世界一になったが、コマじゃない!? でもルールはセーフ! 物議醸した「世界コマ大戦」:メカ設計イベントリポート(2/5 ページ)
町工場が持てる技術とアイデアを直径2cmのコマに注ぎ込むコマ大戦。今年は海外勢や高校生も加わり、いっそうの盛り上がりを見せた。“世界一”に輝いたのは、考え抜かれた超異端コマ。優勝コマがどうしてルール違反ではなかったのか説明しつつ、カジミツ松宮氏による構造図と共にその仕組みについても触れる。
コマたちはバラエティ豊か
コマ大戦の試合はトーナメント形式(※)で、直径25cmの土俵の上にコマを投げ、土俵から出るか、または接地面が先に止まった方が負けとなる。2回続けて勝てば次の対戦へと進める。コマ形状は、回転軸に対して直径が2cm以下、高さが6cm以下となっている。材質・重さ・形は問わない。重くして当たり負けしないことを狙ったものや、軽量化によって持久性を高めたもの、回すと変形したり相手に応じてパーツを組み替えたりするものなど、チームそれぞれの技術やアイデアを詰め込んだコマが作られる。
なおコマの動きや勝敗の判断には細かい基準がある。「そこまで必要なのか!?」と思ってしまうようなルールもあるのだが、そのルール変更に少なからず影響を与えてきたのが、さまざまなアイデアのコマを作ってきた今回の日本の決勝戦進出チームだ。
決勝戦は蓋を開けると世界大会らしく、海外チームと日本チームの戦いとなった。以降では決勝進出チームを中心に、今回初登場となった海外や高校生のチームも紹介する。
コマなのか? コマなのか!?
今回注目だったのは、何と言っても優勝した「審議隊トミーとマツ――カジミツ」のコマだろう。同チームはカジミツ(愛知県半田市)の松宮政美氏と安久工機(東京都大田区)の福富善大氏のコンビだ(中日本ブロック枠で出場)。バラエティ豊かなコマがそろった中でも、その存在感と不気味さは格別だった。
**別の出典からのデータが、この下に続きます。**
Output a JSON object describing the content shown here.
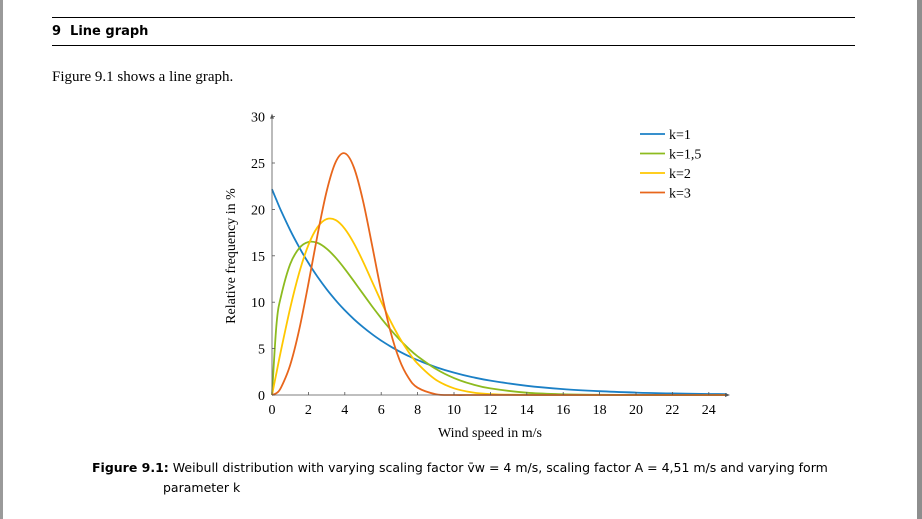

カジミツのコマの初登場は1回戦の対ゼヨン機械(韓国)戦だ。
黒椙田ゆうじ氏が「とうとうあのチームが出てきてしまいます。会場の皆さんは、これから悪夢を見ることになると思います」と実況したが、まさにその通りの展開となった。
行司の掛け声で両チームがコマを置くと、会場にどよめきがあがった。ゼヨン機械のコマはきれいに仕上がった“コマらしいコマ”なのに対し、カジミツのコマは規定最大寸法いっぱいの、どう見ても“金属の円柱”というコマらしからぬ外見だったからだ。コマとは思えないくらいゆっくりと回転し、土俵上での動きもまるで地を這っているかのようだった。
徐々に2つのコマが近づいて接触し、ゼヨン機械のコマは何度か接触しながらカジミツのコマの周りを回った後に、力なく倒れてしまった。ゼヨン機械は2戦目で投げ方を変えたものの、カジミツに敗れた。